Seriously, I wanna go every time I read some carrer growth opportunity bullshit. It’s either a job or it isn’t.
I really despise anything remotely related to linkedin or whatever kind of creature dwells in that place. Can everyone do this stuff? Like, is this really how everyone gets a job? I can’t deal with all this pretending, everything requires having a linkedin profile, but not only that, you gotta sell yourself somehow. And I don’t even use social media.
Well, I have a bachelor’s degree from a good University, I’m good at what I do, here’s a portfolio. But no, I have to prove I deserve to be selected as a producer of wealth for my potential boss by pretending to be someone else. Can’t we all just be practical about this shit? I have to keep trying to put myself into boxes and trying to fit with a sort of profile that I just can’t and don’t know why.
Am I autistic? Like, do I go get a diagnosis and maybe that will help? Do I go do something on my own? Then I have to figure out what an then sell it, and I’m bad at that. I don’t know what to do and I’m tired of trying. (I was almost crying while writing this paragraph).

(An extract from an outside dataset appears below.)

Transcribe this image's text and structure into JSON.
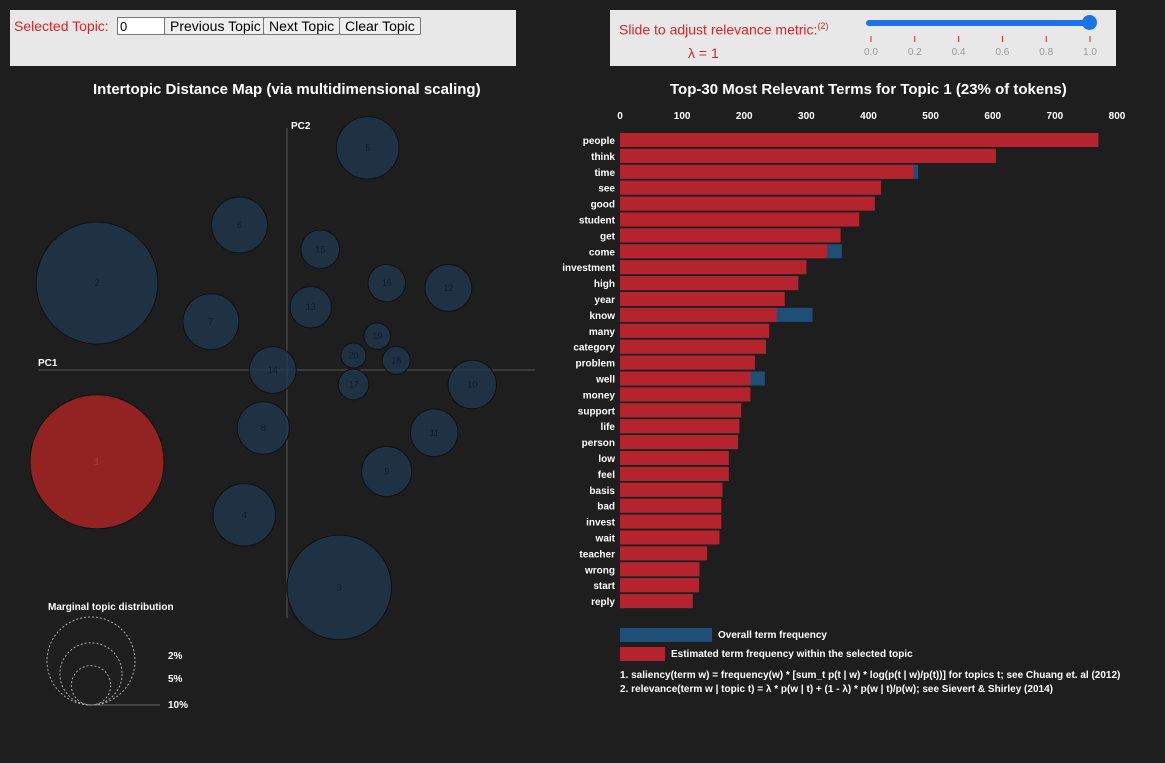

Honestly though, I just wanted to rant and this is one of the few places I feel safer in. Thanks for reading my rambling
This is what tricked me down the cooking for a living path. Kitchens are pretty much the only places that getting a job isn’t a nightmare. Talk to a chef, if you know about food talk a lil shop, if not you’re probably aiming for dish anyway but if you show some interest or even just have solid knife skills to help out with prep and if you’ve got fuck all that’s not bad either cause it they’re the ones teaching you, you’ll be doing it their way. Id rather train someone from dish up that’s easy to work with than some arrogant recent culinary school grad. Then usually you get a short trial shift to just make sure you’re not entirely incapable of doing the job and that the rest of the staff doesn’t think you’re a weird creep or whatever and then you’re in. The twist is that it’s a brutal job that doesn’t pay good.